We have all been chuckling lately along with David Lebovitz in reference to his little change fiasco at Monoprix, highlighted in his blog… and yes it is so common to run into difficulties getting change.
I had a student on her study abroad session ask me what to do with a 500€ bill that her grandmother had given her for emergencies (oh those grandmas, very thoughtful but not always up-to-date on the practicalities of modern day monetary etiquette. I bet she had it tucked away under her mattress before handing it to her granddaughter!). So when the student asked me where to break this bill I was somewhat at a loss of what to advise her not used to changing such large bills myself. I recalled an incident with my father a couple years ago with his one hundred dollar bills he wanted to change to euros and the post offices refusing to take that bill (worried it could be fraudulent I suppose, the méfiance typique des français or the old difficult administrative streak… it’s hard to decipher between the two). so, I decided to ask my bff, google, for advice.

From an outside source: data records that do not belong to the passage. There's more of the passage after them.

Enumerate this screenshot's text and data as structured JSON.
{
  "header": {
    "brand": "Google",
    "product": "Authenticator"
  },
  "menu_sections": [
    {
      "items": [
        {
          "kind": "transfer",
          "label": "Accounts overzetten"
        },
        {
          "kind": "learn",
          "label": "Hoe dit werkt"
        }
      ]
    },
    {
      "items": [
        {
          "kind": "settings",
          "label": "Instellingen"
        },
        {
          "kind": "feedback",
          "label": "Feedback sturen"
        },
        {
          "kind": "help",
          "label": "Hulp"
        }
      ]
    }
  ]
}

I typed in words like Banque de France agence Paris, … and found a site with a phone number, dialed it, asked if they would change large bills and then nearly fell over in my chair because they said ‘oui’!
The person on the other line then proceeded to tell me opening hours (which are minimal…c’mon what did you think this was going to be, perfect?) and the address. I felt like I had won a secret battle after hanging up the phone. All those past years of fighting with cashiers and banks who will not give you change, as if money were a thing to be afraid of. The Banque de France saved the day.